It may have had something to do with the stale, re-circulated air and the out-of-body state that long haul flights induce even after a few hours. Just knowing that you'll be sitting in the same tight spot for longer than a work day or a night's sleep slows you down and a haze hits (the free drinks on international flights do not hurt). In this state, I became consumed by Broadchurch, watching the final six episodes straight through on my way back from Dubai to NYC, in part because I became obsessed with the vicar played by Arthur Darvill, someone I never gave one thought to as Rory on Doctor Who. He makes an extremely attractive vicar, though; sullen, prominent nose, dirty blonde. (Now that I think about it, I do see a connection here appearance-wise to Ted Chaough, another favorite. If I start feeling down I can look at both of them for a sense of reassurance. There are faces like this in the world.)

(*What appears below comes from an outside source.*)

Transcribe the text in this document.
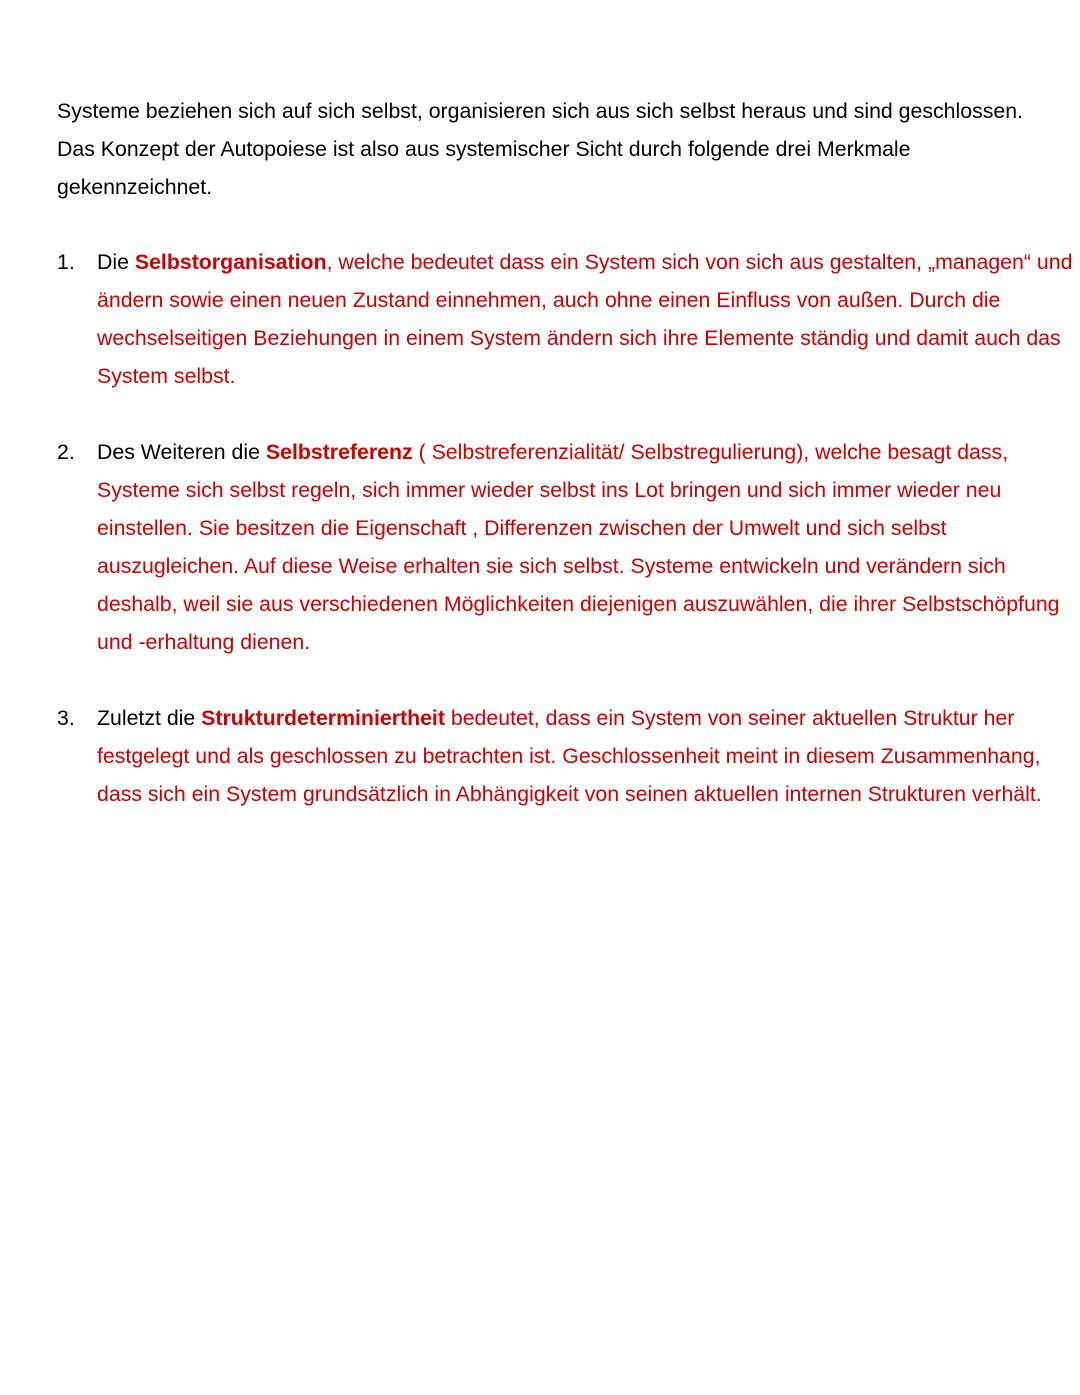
Systeme beziehen sich auf sich selbst, organisieren sich aus sich selbst heraus und sind geschlossen. Das Konzept der Autopoiese ist also aus systemischer Sicht durch folgende drei Merkmale gekennzeichnet.

1. Die Selbstorganisation, welche bedeutet dass ein System sich von sich aus gestalten, „managen“ und ändern sowie einen neuen Zustand einnehmen, auch ohne einen Einfluss von außen. Durch die wechselseitigen Beziehungen in einem System ändern sich ihre Elemente ständig und damit auch das System selbst.
2. Des Weiteren die Selbstreferenz ( Selbstreferenzialität/ Selbstregulierung), welche besagt dass, Systeme sich selbst regeln, sich immer wieder selbst ins Lot bringen und sich immer wieder neu einstellen. Sie besitzen die Eigenschaft , Differenzen zwischen der Umwelt und sich selbst auszugleichen. Auf diese Weise erhalten sie sich selbst. Systeme entwickeln und verändern sich deshalb, weil sie aus verschiedenen Möglichkeiten diejenigen auszuwählen, die ihrer Selbstschöpfung und -erhaltung dienen.
3. Zuletzt die Strukturdeterminiertheit bedeutet, dass ein System von seiner aktuellen Struktur her festgelegt und als geschlossen zu betrachten ist. Geschlossenheit meint in diesem Zusammenhang, dass sich ein System grundsätzlich in Abhängigkeit von seinen aktuellen internen Strukturen verhält.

I don't know exactly what a vicar is and I'm not going to look it up because I'd like to keep it that way. Clearly, they are a British creation because I hear of them nowhere else. There was also a vaguely sexy vicar in Case Histories.
I've come to the part of Middlemarch where a vicar has been introduced. I couldn't even tell you his name, maybe something that starts with a B because I've come to the part of life, ok maybe just the point in this year, where I might have to admit that I'm no longer capable of reading serious books. After months, I'm only on page 170 of 850 and can't read more than ten pages in a sitting and then have zero recollection of what I just read. There was a window when it was possible, time and concentration-wise, and now it's gone. I'm actively dumber than I once was, and clearly dumber than all the young, smart women who not only read and love Middlemarch, but discuss the smart, young woman memoir about Middlemarch.
Women in their ninth decade also like Middlemarch, I discovered in New York last week.